Es imposible no verlos. Y sin embargo, nadie los ve. Lo que están haciendo puede ser material para una noticia, pero ningún periodista, de ningún medio oficial o privado, se ha acercado a preguntarles porqué hacen lo que están haciendo. Están en la calle, a la vista de todos, todo el día, todo el tiempo. Y las pocas reacciones que han generado de quienes transitan por este sector, han sido negativas. «Váyanse a trabajar», «viejos vagos», es, a lo mucho, lo que han podido conseguir si de algún impacto se quiere hablar.
-La indiferencia con nosotros es total. Nadie viene ni siquiera a darnos una palabra de apoyo, comenta uno de los declarados en huelga de hambre en pleno corazón de Quito, en las calles 9 de Octubre y Jorge Washington.
-Nos ven como a los perros. Cruzan de vereda y pasan de largo, complementa la única mujer de este grupo que radicalizó su coraje dejando de comer. Tiene 69 años.
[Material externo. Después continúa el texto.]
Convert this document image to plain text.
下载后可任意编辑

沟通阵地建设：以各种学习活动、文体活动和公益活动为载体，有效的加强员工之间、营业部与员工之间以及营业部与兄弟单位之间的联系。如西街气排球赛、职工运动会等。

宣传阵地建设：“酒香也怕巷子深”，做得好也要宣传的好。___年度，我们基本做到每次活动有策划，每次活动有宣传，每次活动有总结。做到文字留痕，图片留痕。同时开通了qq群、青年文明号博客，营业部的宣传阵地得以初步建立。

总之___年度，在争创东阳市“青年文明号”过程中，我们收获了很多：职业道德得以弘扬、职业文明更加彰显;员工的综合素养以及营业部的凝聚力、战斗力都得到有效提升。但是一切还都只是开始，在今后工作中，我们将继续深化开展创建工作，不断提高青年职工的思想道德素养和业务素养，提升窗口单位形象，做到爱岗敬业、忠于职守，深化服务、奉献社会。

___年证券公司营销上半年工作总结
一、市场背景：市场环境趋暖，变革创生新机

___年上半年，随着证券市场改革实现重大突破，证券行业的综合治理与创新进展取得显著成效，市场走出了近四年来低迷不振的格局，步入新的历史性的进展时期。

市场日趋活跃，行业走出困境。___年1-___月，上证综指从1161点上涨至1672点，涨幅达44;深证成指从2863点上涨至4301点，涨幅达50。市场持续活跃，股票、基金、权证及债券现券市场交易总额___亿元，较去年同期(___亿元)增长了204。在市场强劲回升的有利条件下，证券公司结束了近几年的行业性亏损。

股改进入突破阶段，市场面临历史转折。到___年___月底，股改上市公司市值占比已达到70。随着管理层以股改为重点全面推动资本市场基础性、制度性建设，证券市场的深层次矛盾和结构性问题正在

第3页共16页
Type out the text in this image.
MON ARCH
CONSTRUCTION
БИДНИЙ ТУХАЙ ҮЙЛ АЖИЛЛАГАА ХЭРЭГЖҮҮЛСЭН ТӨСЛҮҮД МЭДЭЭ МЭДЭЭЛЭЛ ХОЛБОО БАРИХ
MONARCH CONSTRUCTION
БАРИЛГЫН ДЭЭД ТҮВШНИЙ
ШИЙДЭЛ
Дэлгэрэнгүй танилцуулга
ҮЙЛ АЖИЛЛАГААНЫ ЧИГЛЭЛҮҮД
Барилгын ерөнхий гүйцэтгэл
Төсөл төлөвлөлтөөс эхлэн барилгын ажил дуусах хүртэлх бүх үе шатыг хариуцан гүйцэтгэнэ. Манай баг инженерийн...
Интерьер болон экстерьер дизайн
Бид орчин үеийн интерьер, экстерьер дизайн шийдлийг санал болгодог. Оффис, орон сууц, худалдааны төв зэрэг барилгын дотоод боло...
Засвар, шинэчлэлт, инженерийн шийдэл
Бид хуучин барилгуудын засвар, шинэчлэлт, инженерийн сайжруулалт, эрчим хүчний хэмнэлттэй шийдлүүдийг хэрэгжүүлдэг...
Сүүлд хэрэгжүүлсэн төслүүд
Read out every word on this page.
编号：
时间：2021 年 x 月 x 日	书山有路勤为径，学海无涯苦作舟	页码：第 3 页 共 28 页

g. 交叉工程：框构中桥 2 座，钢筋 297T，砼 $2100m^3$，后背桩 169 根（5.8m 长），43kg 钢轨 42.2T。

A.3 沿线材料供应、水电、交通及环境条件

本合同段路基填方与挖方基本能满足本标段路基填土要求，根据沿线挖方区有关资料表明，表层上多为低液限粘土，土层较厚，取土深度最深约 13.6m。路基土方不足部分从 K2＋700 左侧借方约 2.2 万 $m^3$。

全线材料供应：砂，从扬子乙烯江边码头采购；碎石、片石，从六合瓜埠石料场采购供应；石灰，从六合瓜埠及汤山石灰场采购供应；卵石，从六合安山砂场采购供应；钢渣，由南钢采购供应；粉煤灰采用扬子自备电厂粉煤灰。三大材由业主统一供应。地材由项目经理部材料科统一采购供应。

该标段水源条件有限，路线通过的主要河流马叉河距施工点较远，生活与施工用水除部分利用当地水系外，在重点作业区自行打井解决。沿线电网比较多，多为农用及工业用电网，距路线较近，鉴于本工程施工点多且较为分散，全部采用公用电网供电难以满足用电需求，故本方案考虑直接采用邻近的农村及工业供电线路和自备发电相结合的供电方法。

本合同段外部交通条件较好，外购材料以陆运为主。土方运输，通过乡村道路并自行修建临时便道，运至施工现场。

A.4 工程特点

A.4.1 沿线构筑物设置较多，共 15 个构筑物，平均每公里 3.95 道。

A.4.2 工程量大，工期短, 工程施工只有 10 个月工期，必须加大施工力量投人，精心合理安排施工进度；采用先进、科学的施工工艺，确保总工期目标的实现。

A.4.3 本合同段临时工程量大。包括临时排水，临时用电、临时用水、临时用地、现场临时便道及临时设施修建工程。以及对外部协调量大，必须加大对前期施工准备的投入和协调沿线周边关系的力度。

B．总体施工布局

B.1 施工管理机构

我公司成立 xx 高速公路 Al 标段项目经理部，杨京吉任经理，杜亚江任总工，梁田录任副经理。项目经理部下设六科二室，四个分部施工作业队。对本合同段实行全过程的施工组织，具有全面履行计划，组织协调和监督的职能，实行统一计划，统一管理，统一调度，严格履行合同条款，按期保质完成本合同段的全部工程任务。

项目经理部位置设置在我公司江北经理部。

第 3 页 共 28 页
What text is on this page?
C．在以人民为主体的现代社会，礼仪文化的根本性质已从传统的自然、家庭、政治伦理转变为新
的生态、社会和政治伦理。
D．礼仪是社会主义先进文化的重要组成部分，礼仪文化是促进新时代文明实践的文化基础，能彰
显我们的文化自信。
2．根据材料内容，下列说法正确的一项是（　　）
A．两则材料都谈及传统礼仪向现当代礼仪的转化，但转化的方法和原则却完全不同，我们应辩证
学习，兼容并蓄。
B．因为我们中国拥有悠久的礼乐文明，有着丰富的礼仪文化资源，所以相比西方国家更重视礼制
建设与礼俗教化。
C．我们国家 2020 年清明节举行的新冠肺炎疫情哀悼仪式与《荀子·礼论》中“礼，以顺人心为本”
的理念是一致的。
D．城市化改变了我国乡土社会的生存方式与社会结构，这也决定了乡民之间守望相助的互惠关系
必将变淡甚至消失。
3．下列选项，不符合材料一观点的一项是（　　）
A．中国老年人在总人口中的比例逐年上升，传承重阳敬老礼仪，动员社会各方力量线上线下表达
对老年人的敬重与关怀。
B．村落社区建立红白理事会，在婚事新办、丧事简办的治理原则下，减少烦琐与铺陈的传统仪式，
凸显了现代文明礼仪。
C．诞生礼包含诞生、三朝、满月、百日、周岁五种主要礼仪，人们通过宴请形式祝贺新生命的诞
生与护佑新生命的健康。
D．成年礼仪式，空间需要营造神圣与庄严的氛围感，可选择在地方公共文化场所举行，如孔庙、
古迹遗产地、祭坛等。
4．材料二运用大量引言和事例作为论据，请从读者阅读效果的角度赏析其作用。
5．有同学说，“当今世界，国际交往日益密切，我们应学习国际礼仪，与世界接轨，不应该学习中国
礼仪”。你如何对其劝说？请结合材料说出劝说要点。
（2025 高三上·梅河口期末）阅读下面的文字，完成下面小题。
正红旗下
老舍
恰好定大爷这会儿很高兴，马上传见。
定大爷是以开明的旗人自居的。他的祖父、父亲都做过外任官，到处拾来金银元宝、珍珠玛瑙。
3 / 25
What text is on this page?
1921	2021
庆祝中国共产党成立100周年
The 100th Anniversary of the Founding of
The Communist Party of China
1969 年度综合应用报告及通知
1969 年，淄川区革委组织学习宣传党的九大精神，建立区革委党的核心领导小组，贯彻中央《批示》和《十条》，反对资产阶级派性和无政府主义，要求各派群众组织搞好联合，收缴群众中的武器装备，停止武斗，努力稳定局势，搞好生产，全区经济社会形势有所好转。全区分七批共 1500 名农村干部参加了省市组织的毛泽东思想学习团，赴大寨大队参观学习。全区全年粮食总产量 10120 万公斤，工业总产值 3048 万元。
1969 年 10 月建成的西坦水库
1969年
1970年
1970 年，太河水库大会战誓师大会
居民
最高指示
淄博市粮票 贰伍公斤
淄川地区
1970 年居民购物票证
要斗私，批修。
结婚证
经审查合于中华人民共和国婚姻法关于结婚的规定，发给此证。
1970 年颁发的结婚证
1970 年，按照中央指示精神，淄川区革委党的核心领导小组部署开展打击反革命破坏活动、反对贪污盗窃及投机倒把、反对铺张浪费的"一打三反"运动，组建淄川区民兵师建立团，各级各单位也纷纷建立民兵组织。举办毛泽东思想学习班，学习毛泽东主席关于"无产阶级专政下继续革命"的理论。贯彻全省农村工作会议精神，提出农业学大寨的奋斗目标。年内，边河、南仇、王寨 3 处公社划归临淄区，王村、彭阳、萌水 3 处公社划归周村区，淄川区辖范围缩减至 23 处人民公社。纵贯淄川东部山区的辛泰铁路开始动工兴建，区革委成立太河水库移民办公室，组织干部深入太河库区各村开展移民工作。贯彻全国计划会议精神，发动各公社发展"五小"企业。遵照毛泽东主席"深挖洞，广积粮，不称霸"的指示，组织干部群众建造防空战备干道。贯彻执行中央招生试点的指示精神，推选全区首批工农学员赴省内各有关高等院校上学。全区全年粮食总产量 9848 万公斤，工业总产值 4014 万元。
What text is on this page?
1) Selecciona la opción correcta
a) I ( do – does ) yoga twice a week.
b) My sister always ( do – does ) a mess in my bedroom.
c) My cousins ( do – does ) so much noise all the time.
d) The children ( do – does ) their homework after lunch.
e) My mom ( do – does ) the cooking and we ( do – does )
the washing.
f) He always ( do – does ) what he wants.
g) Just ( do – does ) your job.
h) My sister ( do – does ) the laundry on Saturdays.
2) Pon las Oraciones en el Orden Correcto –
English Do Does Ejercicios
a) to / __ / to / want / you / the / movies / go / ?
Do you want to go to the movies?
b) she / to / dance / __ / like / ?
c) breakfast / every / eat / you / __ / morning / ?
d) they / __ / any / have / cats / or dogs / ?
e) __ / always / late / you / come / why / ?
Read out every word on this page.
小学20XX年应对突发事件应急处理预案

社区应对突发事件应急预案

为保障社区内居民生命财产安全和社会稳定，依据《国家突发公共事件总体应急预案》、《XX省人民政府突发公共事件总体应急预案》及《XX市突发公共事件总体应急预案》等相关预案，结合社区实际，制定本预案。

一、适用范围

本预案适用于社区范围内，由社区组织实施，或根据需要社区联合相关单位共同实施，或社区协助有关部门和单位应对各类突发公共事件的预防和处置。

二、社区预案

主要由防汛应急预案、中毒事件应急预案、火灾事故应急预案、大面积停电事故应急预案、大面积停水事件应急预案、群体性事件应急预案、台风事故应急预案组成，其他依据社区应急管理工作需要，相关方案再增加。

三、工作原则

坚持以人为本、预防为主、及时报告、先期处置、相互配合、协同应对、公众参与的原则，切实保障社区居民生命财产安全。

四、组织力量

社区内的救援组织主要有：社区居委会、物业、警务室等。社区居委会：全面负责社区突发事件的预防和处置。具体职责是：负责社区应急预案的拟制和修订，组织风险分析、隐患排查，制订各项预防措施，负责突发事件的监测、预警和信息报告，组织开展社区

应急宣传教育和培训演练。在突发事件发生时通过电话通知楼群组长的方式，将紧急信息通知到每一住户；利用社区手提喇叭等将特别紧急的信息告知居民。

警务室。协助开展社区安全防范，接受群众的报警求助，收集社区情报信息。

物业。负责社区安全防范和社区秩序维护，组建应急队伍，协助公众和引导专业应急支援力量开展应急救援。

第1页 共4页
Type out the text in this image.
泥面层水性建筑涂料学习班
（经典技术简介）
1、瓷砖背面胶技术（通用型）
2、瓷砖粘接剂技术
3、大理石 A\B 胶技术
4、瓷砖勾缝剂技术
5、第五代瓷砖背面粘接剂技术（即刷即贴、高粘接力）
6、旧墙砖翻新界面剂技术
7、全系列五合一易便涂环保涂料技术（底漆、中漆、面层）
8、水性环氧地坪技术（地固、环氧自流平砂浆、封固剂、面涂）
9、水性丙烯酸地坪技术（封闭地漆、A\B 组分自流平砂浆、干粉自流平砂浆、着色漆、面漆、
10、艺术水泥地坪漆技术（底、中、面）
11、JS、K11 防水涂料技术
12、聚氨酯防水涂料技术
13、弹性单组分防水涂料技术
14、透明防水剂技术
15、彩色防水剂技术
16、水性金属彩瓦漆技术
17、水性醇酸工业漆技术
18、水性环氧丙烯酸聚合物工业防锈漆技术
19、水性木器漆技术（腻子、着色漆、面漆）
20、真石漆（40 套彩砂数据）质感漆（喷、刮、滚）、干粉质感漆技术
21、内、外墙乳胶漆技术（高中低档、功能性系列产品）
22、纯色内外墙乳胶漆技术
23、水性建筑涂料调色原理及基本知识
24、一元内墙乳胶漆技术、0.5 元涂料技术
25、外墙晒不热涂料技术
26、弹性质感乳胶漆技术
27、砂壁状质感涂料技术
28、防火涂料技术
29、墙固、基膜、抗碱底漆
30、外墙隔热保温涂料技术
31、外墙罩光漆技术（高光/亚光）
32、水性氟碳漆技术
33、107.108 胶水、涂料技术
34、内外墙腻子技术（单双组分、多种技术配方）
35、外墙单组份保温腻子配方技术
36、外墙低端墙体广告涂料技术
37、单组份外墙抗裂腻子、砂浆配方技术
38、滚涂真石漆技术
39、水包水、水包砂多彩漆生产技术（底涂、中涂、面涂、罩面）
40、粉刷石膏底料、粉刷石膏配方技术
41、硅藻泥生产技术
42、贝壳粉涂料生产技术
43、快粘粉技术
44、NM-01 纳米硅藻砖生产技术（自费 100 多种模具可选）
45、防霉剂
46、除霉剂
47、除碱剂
Son ex empleados del Instituto Ecuatoriano de Seguridad Social, casi todos de ciudades de la costa, especialmente de Guayaquil, que se cansaron de reclamar por las buenas. Ahora es por las malas, pero a costillas de su propia salud. No son muchos los que permanecen bajo carpas donadas por el Municipio capitalino, ubicadas justo en la vereda del edificio del IESS conocido como la Zarzuela, en donde despacha la máxima autoridad de la Seguridad Social del Ecuador, Richard Espinoza. La intención: ser una especie de conciencia que no deja dormir por la culpa que se carga a cuestas. Pero, al parecer, Espinoza continúa durmiendo muy bien.
Quienes no duermen bien, son los huelguistas. Ellos decidieron, en plenas fiestas de Quito, el 6 de diciembre, instalarse aquí y no salir hasta que su reclamo sea plenamente atendido: sus liquidaciones completas por despido intempestivo. Es un caso viejo, bastante viejo, que viene desde 2001 y que no ha sido resuelto a satisfacción de ellos ni por los gobiernos de la larga noche neoliberal ni por la larga revolución ciudadana.
Representan a 342 ex empleados, pero los que se sacrifican por todos no llegan a diez. Tres de ellos, declarados en huelga de hambre desde aquel 6 de diciembre. Son 58 días en total, hasta el 1 de febrero. Pero en el día, a la gente que cruza por aquí parece no importarle protesta tan radical. El sector da de todo: desde burócratas, trabajadores privados, informales. Por la noche, se quedan prácticamente solos, en un sector por donde comienzan a pulular prostitutas. Y es peligroso hasta salir por la madrugada a ocupar la batería sanitaria que el mismo municipio les colocó a un lado de las carpas. Prefieren aguantarse. El frío y el temor pueden más.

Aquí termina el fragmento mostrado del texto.